Tornando verso casa dopo una lunga giornata trascorso all'università, ascolto in macchina una canzone di qualche anno fa, del rapper Fabri Fibra con la collaborazione di Gianna Nannini. Il brano in questione, intitolato “In Italia”, nel ritornello cantato proprio dalla Nannini, ad un certo punto usa queste parole: «Sei nato e morto qua. Nato e morto qua. Nato nel Paese delle mezze verità». L'Italia è davvero il Paese delle mezze verità?
Probabilmente sarebbero d'accordo i collaboratori di Reporter Senza Frontiere (RSF), una organizzazione non governativa, che ha come obiettivo la difesa della libertà di stampa a livello internazionale e che ci colloca nel suo ultimo rapporto al 52° posto della classifica mondiale della libertà di stampa. Una classifica che nel 2016 ci vedeva al 77° posto,che abbiamo risalito in seguito all'assoluzione dei due giornalisti Nuzzi e Fittipaldi nel processo Vatileaks, e che fa ben sperare, anche se la posizione dell'Italia rimane decisamente bassa.
Bisogna, però, prendere questa classifica con le pinze, per via di alcuni discutibili criteri adottati per stilarla. Per prima cosa sembra abbastanza strano che il solo processo Vatileaks sia valso ben 25 posizioni, ma ancora più strano è che un processo portato avanti dallo Stato Vaticano influisca sulla classifica di quello italiano, che di fatto non era coinvolto, se non per la nazionalità dei due giornalisti.
Tra le motivazioni riportate da Reporters sans Frontiers, che ancora ci legano a questo 52° posto, oltre a sei giornalisti sotto scorta per minacce mafiose, c'è anche Beppe Grillo. Il leader del Movimento 5 Stelle, con la sua crociata contro i mezzi di informazione tradizionali, contribuisce di fatto a limitare la libertà di stampa in Italia. Eppure spesso i 5 Stelle hanno spesso usato come arma nelle proprie invettive questa classifica, cosa paradossale se si considera che Grillo è una delle cause del cattivo ranking italiano; lo stesso Grillo che continua a non voler smorzare i toni dei suoi sproloqui contro la stampa e che anzi cavalca il fenomeno delle fake news, molte delle quali postate sul suo (forse) blog e le restanti create e diffuse dal suo elettorato.
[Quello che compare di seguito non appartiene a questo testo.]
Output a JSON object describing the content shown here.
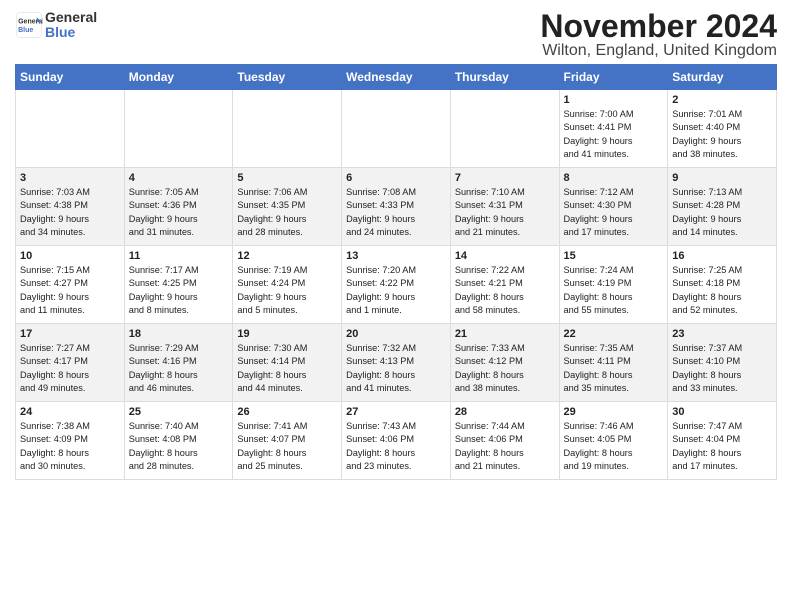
{
  "logo": {
    "line1": "General",
    "line2": "Blue"
  },
  "title": "November 2024",
  "subtitle": "Wilton, England, United Kingdom",
  "weekdays": [
    "Sunday",
    "Monday",
    "Tuesday",
    "Wednesday",
    "Thursday",
    "Friday",
    "Saturday"
  ],
  "weeks": [
    [
      {
        "day": "",
        "info": ""
      },
      {
        "day": "",
        "info": ""
      },
      {
        "day": "",
        "info": ""
      },
      {
        "day": "",
        "info": ""
      },
      {
        "day": "",
        "info": ""
      },
      {
        "day": "1",
        "info": "Sunrise: 7:00 AM\nSunset: 4:41 PM\nDaylight: 9 hours\nand 41 minutes."
      },
      {
        "day": "2",
        "info": "Sunrise: 7:01 AM\nSunset: 4:40 PM\nDaylight: 9 hours\nand 38 minutes."
      }
    ],
    [
      {
        "day": "3",
        "info": "Sunrise: 7:03 AM\nSunset: 4:38 PM\nDaylight: 9 hours\nand 34 minutes."
      },
      {
        "day": "4",
        "info": "Sunrise: 7:05 AM\nSunset: 4:36 PM\nDaylight: 9 hours\nand 31 minutes."
      },
      {
        "day": "5",
        "info": "Sunrise: 7:06 AM\nSunset: 4:35 PM\nDaylight: 9 hours\nand 28 minutes."
      },
      {
        "day": "6",
        "info": "Sunrise: 7:08 AM\nSunset: 4:33 PM\nDaylight: 9 hours\nand 24 minutes."
      },
      {
        "day": "7",
        "info": "Sunrise: 7:10 AM\nSunset: 4:31 PM\nDaylight: 9 hours\nand 21 minutes."
      },
      {
        "day": "8",
        "info": "Sunrise: 7:12 AM\nSunset: 4:30 PM\nDaylight: 9 hours\nand 17 minutes."
      },
      {
        "day": "9",
        "info": "Sunrise: 7:13 AM\nSunset: 4:28 PM\nDaylight: 9 hours\nand 14 minutes."
      }
    ],
    [
      {
        "day": "10",
        "info": "Sunrise: 7:15 AM\nSunset: 4:27 PM\nDaylight: 9 hours\nand 11 minutes."
      },
      {
        "day": "11",
        "info": "Sunrise: 7:17 AM\nSunset: 4:25 PM\nDaylight: 9 hours\nand 8 minutes."
      },
      {
        "day": "12",
        "info": "Sunrise: 7:19 AM\nSunset: 4:24 PM\nDaylight: 9 hours\nand 5 minutes."
      },
      {
        "day": "13",
        "info": "Sunrise: 7:20 AM\nSunset: 4:22 PM\nDaylight: 9 hours\nand 1 minute."
      },
      {
        "day": "14",
        "info": "Sunrise: 7:22 AM\nSunset: 4:21 PM\nDaylight: 8 hours\nand 58 minutes."
      },
      {
        "day": "15",
        "info": "Sunrise: 7:24 AM\nSunset: 4:19 PM\nDaylight: 8 hours\nand 55 minutes."
      },
      {
        "day": "16",
        "info": "Sunrise: 7:25 AM\nSunset: 4:18 PM\nDaylight: 8 hours\nand 52 minutes."
      }
    ],
    [
      {
        "day": "17",
        "info": "Sunrise: 7:27 AM\nSunset: 4:17 PM\nDaylight: 8 hours\nand 49 minutes."
      },
      {
        "day": "18",
        "info": "Sunrise: 7:29 AM\nSunset: 4:16 PM\nDaylight: 8 hours\nand 46 minutes."
      },
      {
        "day": "19",
        "info": "Sunrise: 7:30 AM\nSunset: 4:14 PM\nDaylight: 8 hours\nand 44 minutes."
      },
      {
        "day": "20",
        "info": "Sunrise: 7:32 AM\nSunset: 4:13 PM\nDaylight: 8 hours\nand 41 minutes."
      },
      {
        "day": "21",
        "info": "Sunrise: 7:33 AM\nSunset: 4:12 PM\nDaylight: 8 hours\nand 38 minutes."
      },
      {
        "day": "22",
        "info": "Sunrise: 7:35 AM\nSunset: 4:11 PM\nDaylight: 8 hours\nand 35 minutes."
      },
      {
        "day": "23",
        "info": "Sunrise: 7:37 AM\nSunset: 4:10 PM\nDaylight: 8 hours\nand 33 minutes."
      }
    ],
    [
      {
        "day": "24",
        "info": "Sunrise: 7:38 AM\nSunset: 4:09 PM\nDaylight: 8 hours\nand 30 minutes."
      },
      {
        "day": "25",
        "info": "Sunrise: 7:40 AM\nSunset: 4:08 PM\nDaylight: 8 hours\nand 28 minutes."
      },
      {
        "day": "26",
        "info": "Sunrise: 7:41 AM\nSunset: 4:07 PM\nDaylight: 8 hours\nand 25 minutes."
      },
      {
        "day": "27",
        "info": "Sunrise: 7:43 AM\nSunset: 4:06 PM\nDaylight: 8 hours\nand 23 minutes."
      },
      {
        "day": "28",
        "info": "Sunrise: 7:44 AM\nSunset: 4:06 PM\nDaylight: 8 hours\nand 21 minutes."
      },
      {
        "day": "29",
        "info": "Sunrise: 7:46 AM\nSunset: 4:05 PM\nDaylight: 8 hours\nand 19 minutes."
      },
      {
        "day": "30",
        "info": "Sunrise: 7:47 AM\nSunset: 4:04 PM\nDaylight: 8 hours\nand 17 minutes."
      }
    ]
  ]
}
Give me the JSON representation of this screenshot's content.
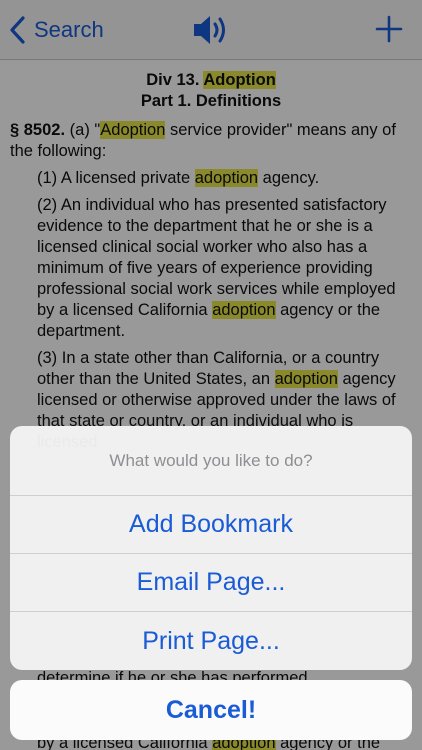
{
  "nav": {
    "back_label": "Search",
    "speaker_icon": "speaker-icon",
    "add_icon": "plus-icon"
  },
  "doc": {
    "div_prefix": "Div 13.",
    "div_highlight": "Adoption",
    "part_title": "Part 1. Definitions",
    "section": {
      "number": "§ 8502.",
      "lead": "(a) \"",
      "lead_hl": "Adoption",
      "lead_rest": " service provider\" means any of the following:"
    },
    "items": [
      {
        "pre": "(1) A licensed private ",
        "hl": "adoption",
        "post": " agency."
      },
      {
        "pre": "(2) An individual who has presented satisfactory evidence to the department that he or she is a licensed clinical social worker who also has a minimum of five years of experience providing professional social work services while employed by a licensed California ",
        "hl": "adoption",
        "post": " agency or the department."
      },
      {
        "pre": "(3) In a state other than California, or a country other than the United States, an ",
        "hl": "adoption",
        "post": " agency licensed or otherwise approved under the laws of that state or country, or an individual who is licensed"
      }
    ],
    "fragment_tail": "determine if he or she has performed",
    "fragment_last_pre": "by a licensed California ",
    "fragment_last_hl": "adoption",
    "fragment_last_post": " agency or the"
  },
  "sheet": {
    "title": "What would you like to do?",
    "buttons": [
      "Add Bookmark",
      "Email Page...",
      "Print Page..."
    ],
    "cancel": "Cancel!"
  },
  "colors": {
    "accent": "#1a5bd6",
    "highlight": "#e6e64a"
  }
}
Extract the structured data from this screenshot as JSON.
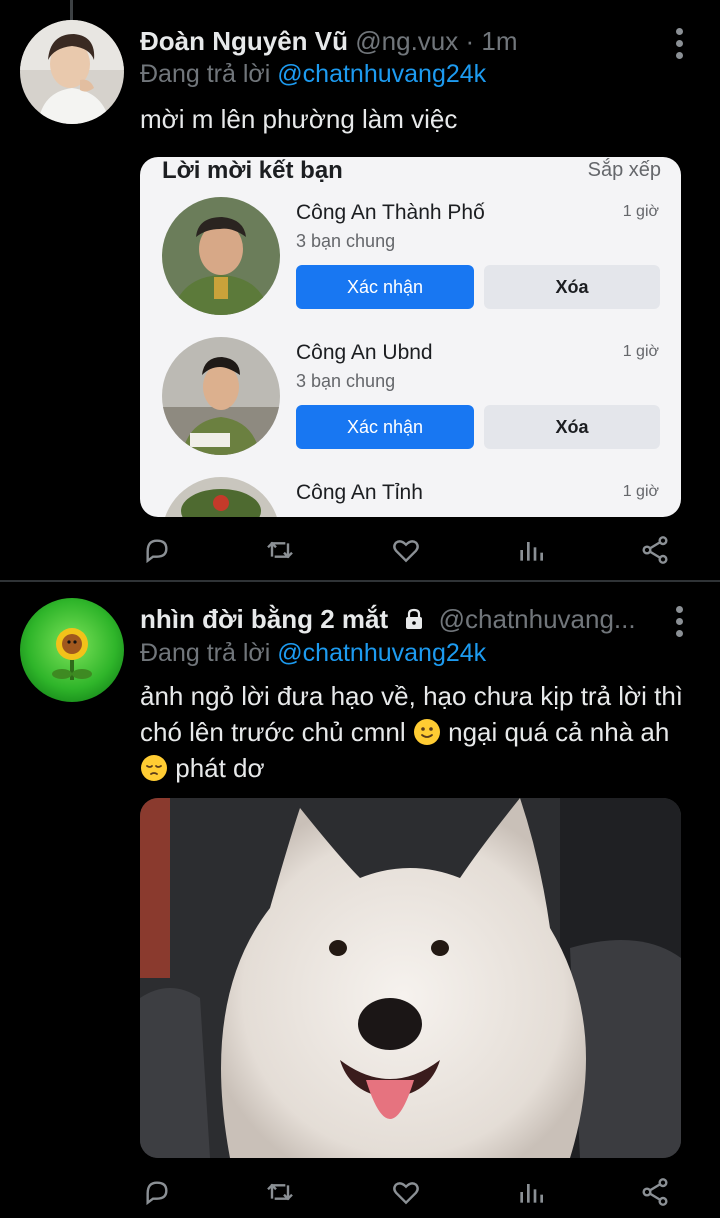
{
  "tweets": [
    {
      "author": {
        "name": "Đoàn Nguyên Vũ",
        "handle": "@ng.vux",
        "separator": "·",
        "time": "1m"
      },
      "reply": {
        "prefix": "Đang trả lời",
        "mention": "@chatnhuvang24k"
      },
      "text": "mời m lên phường làm việc",
      "media": {
        "kind": "facebook-friend-requests-screenshot",
        "title": "Lời mời kết bạn",
        "sort_label": "Sắp xếp",
        "requests": [
          {
            "name": "Công An Thành Phố",
            "mutual": "3 bạn chung",
            "time": "1 giờ",
            "confirm": "Xác nhận",
            "delete": "Xóa"
          },
          {
            "name": "Công An Ubnd",
            "mutual": "3 bạn chung",
            "time": "1 giờ",
            "confirm": "Xác nhận",
            "delete": "Xóa"
          },
          {
            "name": "Công An Tỉnh",
            "time": "1 giờ"
          }
        ]
      }
    },
    {
      "author": {
        "name": "nhìn đời bằng 2 mắt",
        "handle": "@chatnhuvang...",
        "locked": true
      },
      "reply": {
        "prefix": "Đang trả lời",
        "mention": "@chatnhuvang24k"
      },
      "text": {
        "part1": "ảnh ngỏ lời đưa hạo về, hạo chưa kịp trả lời thì chó lên trước chủ cmnl",
        "part2": "ngại quá cả nhà ah",
        "part3": "phát dơ"
      },
      "emojis": [
        "slightly-smiling-face",
        "pensive-face"
      ],
      "media": {
        "kind": "photo-white-samoyed-dog-in-car"
      }
    }
  ],
  "action_icons": [
    "reply-icon",
    "retweet-icon",
    "like-icon",
    "analytics-icon",
    "share-icon"
  ],
  "colors": {
    "background": "#000000",
    "accent": "#1d9bf0",
    "muted": "#71767b",
    "fb_blue": "#1877f2"
  }
}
Eppure, per quanto gravi le azioni di Grillo e le minacce mafiose, possibile che l'Italia si trovi ben 10 posizioni sotto il Burkina Faso? Viene naturale chiedersi quali siano i criteri utilizzati da Reporters sans Frontieres. Un recente articolo de Il Post si occupa proprio di approfondire le modalità con cui viene stilata questa classifica. Un primo punteggio (ScoA) viene assegnato sulla base di un'analisi qualitativa, rilevata tramite questionario compilato da gruppi, associazioni e giornalisti scelti dalla RSF. Poi si procede tramite analisi quantitativa calcolando il numero di giornalisti uccisi o minacciati, producendo un secondo punteggio (ScoB) in cui un omicidio pesa di più di un arresto. Per dare la classifica finale viene utilizzato il punteggio più alto fra i due.
Il metodo è decisamente complesso, ma in sostanza si basa molto su opinioni soggettive di persone o enti scelti dalla RSF, ed è per questo che il grado di attendibilità di questa classifica andrebbe riconsiderato dalla comunità giornalistica. Di certo la professione del giornalista è diventata un mestiere sempre più complesso e sempre meno pagato, cosa che ha portato anche una notevole diminuzione della qualità dei lavori prodotti, quindi non deve sorprendere il repentino aumento delle fake news.
Sarebbe sbagliato, però, sminuire il lavoro di tutti coloro che fra mille difficoltà, lavorano seguendo l'etica e la deontologia di questa professione, assegnando loro un posto in una classifica di discutibile oggettività.